Methods: The experimental paradigm manipulated: 1) stimulus class: speech vs. SWS vs. music, and 2) stimulus length: short (i.e. natural syllables, SWS syllables and tones) vs. long (i.e. natural sentences, SWS sentences and melodies). Audiovisual asynchronies ranged from -360ms (auditory leading) to 360 ms (visual leading) in 60ms increments. Eight participants performed the experiment on 2 separate days. The order of conditions was counterbalanced within and between subjects. The proportion of synchronous responses was computed for each participant. To refrain from making any distributional assumptions, the psychometric curves of each participant were characterized by four indices: (i) peak performance, (ii) peak location, (iii) width and (iv) asymmetry [1]. The four indices were analyzed using repeated measures of ANOVAs with stimulus class and stimulus length as within-subjects factors.

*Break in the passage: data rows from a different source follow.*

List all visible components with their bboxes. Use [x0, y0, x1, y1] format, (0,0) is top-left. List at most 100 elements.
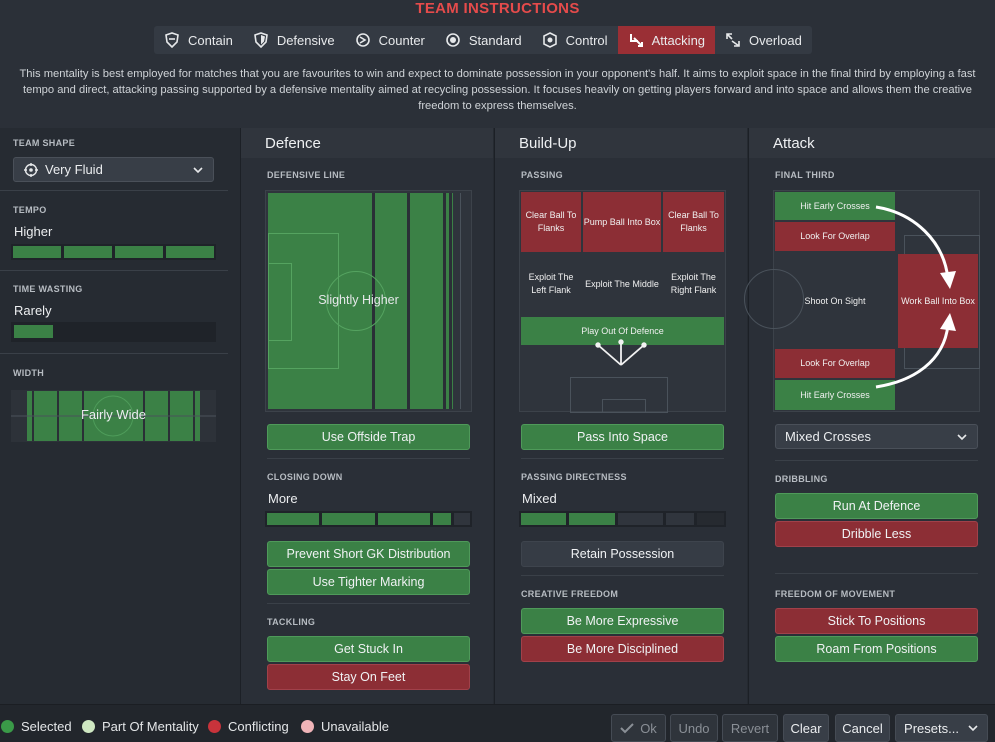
be-more-expressive-button[interactable]: Be More Expressive [521, 608, 724, 634]
build-up-column: Build-Up PASSING Clear Ball To Flanks Pu… [494, 128, 747, 704]
standard-icon [446, 33, 460, 47]
tab-contain[interactable]: Contain [154, 26, 243, 54]
ok-label: Ok [640, 720, 657, 736]
get-stuck-in-button[interactable]: Get Stuck In [267, 636, 470, 662]
dribble-less-button[interactable]: Dribble Less [775, 521, 978, 547]
pass-into-space-button[interactable]: Pass Into Space [521, 424, 724, 450]
tab-label: Control [565, 32, 608, 48]
hit-early-crosses-top-cell[interactable]: Hit Early Crosses [775, 192, 895, 220]
width-label: WIDTH [13, 368, 44, 378]
exploit-left-cell[interactable]: Exploit The Left Flank [528, 272, 574, 295]
tab-label: Standard [468, 32, 522, 48]
width-value: Fairly Wide [80, 407, 146, 422]
roam-from-positions-button[interactable]: Roam From Positions [775, 636, 978, 662]
page-title: TEAM INSTRUCTIONS [415, 0, 580, 17]
clear-button[interactable]: Clear [783, 714, 829, 742]
tab-label: Defensive [276, 32, 335, 48]
run-at-defence-button[interactable]: Run At Defence [775, 493, 978, 519]
passing-directness-value: Mixed [522, 491, 557, 506]
selected-dot-icon [1, 720, 14, 733]
stay-on-feet-button[interactable]: Stay On Feet [267, 664, 470, 690]
shield-icon [253, 32, 268, 48]
passing-directness-slider[interactable] [519, 511, 726, 527]
presets-label: Presets... [904, 720, 959, 736]
shape-icon [24, 162, 38, 177]
time-wasting-label: TIME WASTING [13, 284, 83, 294]
presets-button[interactable]: Presets... [895, 714, 988, 742]
team-shape-label: TEAM SHAPE [13, 138, 76, 148]
revert-button[interactable]: Revert [722, 714, 778, 742]
tab-label: Counter [378, 32, 425, 48]
ok-button[interactable]: Ok [611, 714, 666, 742]
tab-control[interactable]: Control [532, 26, 618, 54]
legend-label: Selected [21, 719, 72, 734]
legend-selected: Selected [1, 719, 72, 734]
closing-down-label: CLOSING DOWN [267, 472, 343, 482]
tempo-slider[interactable] [11, 244, 216, 260]
tab-label: Overload [749, 32, 802, 48]
attack-column: Attack FINAL THIRD Hit Early Crosses Loo… [744, 128, 995, 704]
hit-early-crosses-bottom-cell[interactable]: Hit Early Crosses [775, 380, 895, 410]
cancel-button[interactable]: Cancel [835, 714, 890, 742]
width-pitch[interactable] [11, 390, 216, 442]
be-more-disciplined-button[interactable]: Be More Disciplined [521, 636, 724, 662]
clear-ball-left-cell[interactable]: Clear Ball To Flanks [521, 192, 581, 252]
header: TEAM INSTRUCTIONS Contain Defensive Coun… [0, 0, 995, 128]
tab-standard[interactable]: Standard [435, 26, 532, 54]
defence-column: Defence DEFENSIVE LINE Slightly Higher U… [240, 128, 493, 704]
tab-counter[interactable]: Counter [345, 26, 435, 54]
use-offside-trap-button[interactable]: Use Offside Trap [267, 424, 470, 450]
attack-title: Attack [749, 128, 995, 158]
chevron-down-icon [968, 725, 978, 732]
undo-button[interactable]: Undo [670, 714, 718, 742]
control-icon [542, 32, 557, 48]
shoot-on-sight-cell[interactable]: Shoot On Sight [804, 295, 866, 306]
look-for-overlap-top-cell[interactable]: Look For Overlap [775, 222, 895, 251]
dribbling-label: DRIBBLING [775, 474, 828, 484]
clear-ball-right-cell[interactable]: Clear Ball To Flanks [663, 192, 724, 252]
time-wasting-slider[interactable] [11, 322, 216, 342]
tab-label: Contain [188, 32, 233, 48]
tab-overload[interactable]: Overload [715, 26, 812, 54]
legend-part-of-mentality: Part Of Mentality [82, 719, 199, 734]
passing-label: PASSING [521, 170, 563, 180]
closing-down-value: More [268, 491, 298, 506]
passing-pitch: Clear Ball To Flanks Pump Ball Into Box … [519, 190, 726, 413]
tackling-label: TACKLING [267, 617, 316, 627]
prevent-short-gk-distribution-button[interactable]: Prevent Short GK Distribution [267, 541, 470, 567]
legend-conflicting: Conflicting [208, 719, 289, 734]
team-shape-value: Very Fluid [45, 162, 103, 177]
contain-icon [165, 32, 179, 48]
mentality-description: This mentality is best employed for matc… [19, 68, 976, 112]
legend-unavailable: Unavailable [301, 719, 389, 734]
freedom-of-movement-label: FREEDOM OF MOVEMENT [775, 589, 896, 599]
tab-defensive[interactable]: Defensive [243, 26, 345, 54]
tab-attacking[interactable]: Attacking [617, 26, 716, 54]
mentality-dot-icon [82, 720, 95, 733]
chevron-down-icon [957, 433, 967, 440]
stick-to-positions-button[interactable]: Stick To Positions [775, 608, 978, 634]
pump-ball-cell[interactable]: Pump Ball Into Box [583, 192, 661, 252]
crosses-dropdown[interactable]: Mixed Crosses [775, 424, 978, 449]
exploit-middle-cell[interactable]: Exploit The Middle [585, 278, 659, 289]
overload-icon [726, 33, 740, 47]
work-ball-into-box-cell[interactable]: Work Ball Into Box [898, 254, 978, 348]
look-for-overlap-bottom-cell[interactable]: Look For Overlap [775, 349, 895, 378]
exploit-right-cell[interactable]: Exploit The Right Flank [670, 272, 717, 295]
footer: Selected Part Of Mentality Conflicting U… [0, 704, 995, 742]
retain-possession-button[interactable]: Retain Possession [521, 541, 724, 567]
chevron-down-icon [193, 166, 203, 173]
use-tighter-marking-button[interactable]: Use Tighter Marking [267, 569, 470, 595]
defensive-line-pitch[interactable]: Slightly Higher [265, 190, 472, 412]
closing-down-slider[interactable] [265, 511, 472, 527]
final-third-label: FINAL THIRD [775, 170, 835, 180]
conflicting-dot-icon [208, 720, 221, 733]
tempo-label: TEMPO [13, 205, 47, 215]
attacking-icon [629, 34, 643, 47]
crosses-value: Mixed Crosses [785, 429, 871, 444]
defensive-line-label: DEFENSIVE LINE [267, 170, 346, 180]
passing-directness-label: PASSING DIRECTNESS [521, 472, 627, 482]
team-shape-dropdown[interactable]: Very Fluid [13, 157, 214, 182]
play-out-arrows-icon [595, 339, 647, 366]
build-up-title: Build-Up [495, 128, 747, 158]
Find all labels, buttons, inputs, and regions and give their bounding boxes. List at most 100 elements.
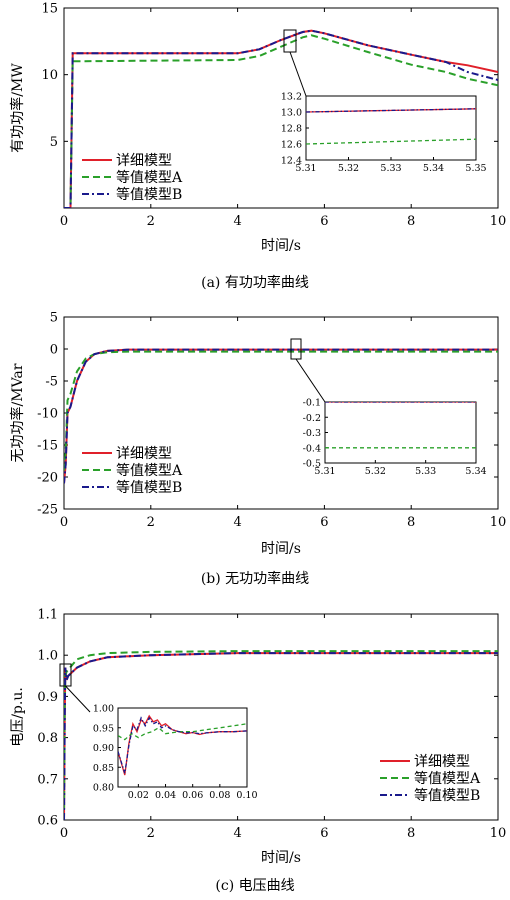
inset-y-tick-label: 0.90 <box>93 743 114 754</box>
inset-frame <box>117 707 248 788</box>
inset-x-tick-label: 5.35 <box>465 163 486 174</box>
zoom-connector <box>65 685 91 713</box>
inset-y-tick-label: 12.6 <box>281 140 302 151</box>
series-line-3 <box>64 348 498 484</box>
legend-entry: 等值模型A <box>116 462 183 479</box>
inset-x-tick-label: 5.31 <box>295 163 316 174</box>
series-group <box>64 348 498 484</box>
y-tick-label: 0 <box>50 343 58 358</box>
series-line-3 <box>64 652 498 820</box>
inset-y-tick-label: 13.2 <box>281 92 302 103</box>
inset-y-tick-label: 1.00 <box>93 704 114 715</box>
inset-y-tick-label: 0.85 <box>93 763 114 774</box>
y-tick-label: 15 <box>41 2 58 17</box>
panel-caption: (c) 电压曲线 <box>215 878 294 894</box>
y-tick-label: 0.8 <box>37 731 58 746</box>
series-group <box>64 650 498 820</box>
legend-entry: 等值模型A <box>414 770 481 787</box>
panel-1: 0 2 4 6 8 10 -25 -20 -15 -10 -5 0 5 时间/s 无功功率/MVar (b) … <box>9 311 506 588</box>
legend-entry: 详细模型 <box>414 754 470 770</box>
zoom-box <box>290 338 302 360</box>
y-tick-label: 0.7 <box>37 772 58 787</box>
inset-x-tick-label: 5.34 <box>423 163 444 174</box>
inset-y-tick-label: 13.0 <box>281 108 302 119</box>
inset-y-tick-label: -0.3 <box>303 428 321 439</box>
inset-series-line-1 <box>306 108 476 113</box>
panel-caption: (a) 有功功率曲线 <box>201 274 309 291</box>
x-axis-label: 时间/s <box>261 238 301 254</box>
inset: 5.31 5.32 5.33 5.34 -0.1 -0.2 -0.3 -0.4 -0.5 <box>303 398 487 478</box>
inset-series-line-3 <box>118 716 247 774</box>
zoom-box <box>283 29 297 53</box>
x-tick-label: 2 <box>147 826 155 841</box>
legend-entry: 详细模型 <box>116 446 172 462</box>
inset-x-tick-label: 0.08 <box>209 790 230 801</box>
legend-entry: 等值模型B <box>414 787 480 804</box>
legend-entry: 等值模型B <box>116 186 182 203</box>
zoom-connector <box>295 358 326 403</box>
inset: 5.31 5.32 5.33 5.34 5.35 12.4 12.6 12.8 13.0 13.2 <box>281 92 487 175</box>
x-tick-label: 10 <box>490 826 507 841</box>
y-tick-label: 5 <box>50 311 58 326</box>
legend-entry: 等值模型A <box>116 169 183 186</box>
panel-0: 0 2 4 6 8 10 5 10 15 时间/s 有功功率/MW (a) 有功功率曲线 详细模型等值模… <box>9 2 506 292</box>
panel-2: 0 2 4 6 8 10 0.6 0.7 0.8 0.9 1.0 1.1 时间/s 电压/p.u. (c) … <box>10 608 506 895</box>
zoom-box <box>59 663 72 687</box>
x-axis-label: 时间/s <box>261 541 301 557</box>
y-tick-label: 5 <box>50 135 58 150</box>
y-tick-label: -5 <box>45 375 58 390</box>
series-line-2 <box>64 34 498 208</box>
x-tick-label: 8 <box>407 214 415 229</box>
inset-x-tick-label: 0.06 <box>182 790 203 801</box>
inset-series-group <box>306 108 476 145</box>
inset-series-line-2 <box>118 723 247 741</box>
y-tick-label: 1.0 <box>37 649 58 664</box>
inset-x-tick-label: 0.02 <box>128 790 149 801</box>
inset-y-tick-label: -0.1 <box>303 398 321 409</box>
y-axis-label: 无功功率/MVar <box>9 363 26 462</box>
inset-y-tick-label: -0.2 <box>303 413 321 424</box>
x-tick-label: 2 <box>147 515 155 530</box>
x-tick-label: 0 <box>60 826 68 841</box>
x-tick-label: 8 <box>407 826 415 841</box>
panel-caption: (b) 无功功率曲线 <box>201 570 309 587</box>
inset-x-tick-label: 5.31 <box>314 466 335 477</box>
y-tick-label: -10 <box>37 407 58 422</box>
y-tick-label: 10 <box>41 68 58 83</box>
inset-y-tick-label: 12.4 <box>281 156 302 167</box>
x-tick-label: 4 <box>233 826 241 841</box>
x-tick-label: 4 <box>233 214 241 229</box>
inset-x-tick-label: 5.32 <box>338 163 359 174</box>
y-tick-label: 0.6 <box>37 814 58 829</box>
inset-series-line-1 <box>118 714 247 776</box>
legend-entry: 详细模型 <box>116 153 172 169</box>
x-axis-label: 时间/s <box>261 850 301 866</box>
inset-x-tick-label: 0.04 <box>155 790 176 801</box>
x-tick-label: 6 <box>320 826 328 841</box>
inset-series-group <box>118 714 247 776</box>
x-tick-label: 0 <box>60 214 68 229</box>
x-tick-label: 8 <box>407 515 415 530</box>
legend-entry: 等值模型B <box>116 479 182 496</box>
y-axis-label: 电压/p.u. <box>10 687 26 747</box>
inset-frame <box>305 95 477 161</box>
x-tick-label: 0 <box>60 515 68 530</box>
inset-x-tick-label: 0.10 <box>236 790 257 801</box>
inset-y-tick-label: 12.8 <box>281 124 302 135</box>
inset-y-tick-label: 0.80 <box>93 783 114 794</box>
inset-y-tick-label: 0.95 <box>93 723 114 734</box>
y-tick-label: 0.9 <box>37 690 58 705</box>
inset-series-line-2 <box>306 138 476 145</box>
x-tick-label: 10 <box>490 515 507 530</box>
inset-x-tick-label: 5.33 <box>380 163 401 174</box>
y-tick-label: -20 <box>37 471 58 486</box>
y-axis-label: 有功功率/MW <box>9 63 26 153</box>
inset-frame <box>324 401 477 464</box>
x-tick-label: 10 <box>490 214 507 229</box>
x-tick-label: 4 <box>233 515 241 530</box>
plot-frame <box>63 7 499 209</box>
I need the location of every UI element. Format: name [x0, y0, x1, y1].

Results: The ANOVA for peak performance did not show any significant main effects of stimulus class and length [F(2,14)<1, n.s.; F(1,7)=1.6, p=.24]. The ANOVA for peak location revealed a significant interaction between stimulus class and length [F(2,14)=3.8, p<.05]. Post-hoc paired t-tests revealed that the peak locations were significantly shifted towards auditory leading for melodies compared to tones [t(7)=2.4, p<.05], and for melodies compared to SWS sentences [t(7)=-2.3, p=.053]. The ANOVA for width revealed significant main effects of stimulus class and length [F(2,14)=9.3, p<.005; F(1,7)=11.0, p<.05] in the absence of an interaction [F(2,14)<1, n.s.]. Post-hoc paired t-tests revealed that the widths were wider for SWS speech than natural speech [t(7)=7.0, p<.005] and music [t(7)=2.4, p=.05]. Furthermore, the widths were narrower for long stimuli (i.e. sentences and melodies) than short stimuli (i.e. syllables and tones) [t(7)=-3.3, p<.05]. With respect to the asymmetry, there was a significant main effect of stimulus length [F(1,7)=7.1, p<.05] but not stimulus class [F(2,14)=1.1, p=.35], thus indicating that the psychometric curves were more asymmetric for long stimuli (i.e. sentences and melodies) than short stimuli (i.e. syllables and tones).
Conclusion: Our results demonstrated that the psychometric curves were narrower and more asymmetric for long stimuli (i.e. sentences and melodies) than short stimuli (i.e. syllables and tones). Thus, participants may rely on information during the entire sentence for synchrony judgments. In addition, our results demonstrated that the psychometric curves were wider but less asymmetric for SWS speech relative to natural speech and music. Collectively, our results support the hypothesis that audiovisual speech perception is fine-tuned to the natural mapping between facial movement and spectrotemporal structure of natural speech.
Reference:
1. Maier J., Luca M.D. and Noppeney U. (2009). Audiovisual asynchrony detection in human speech (submitted).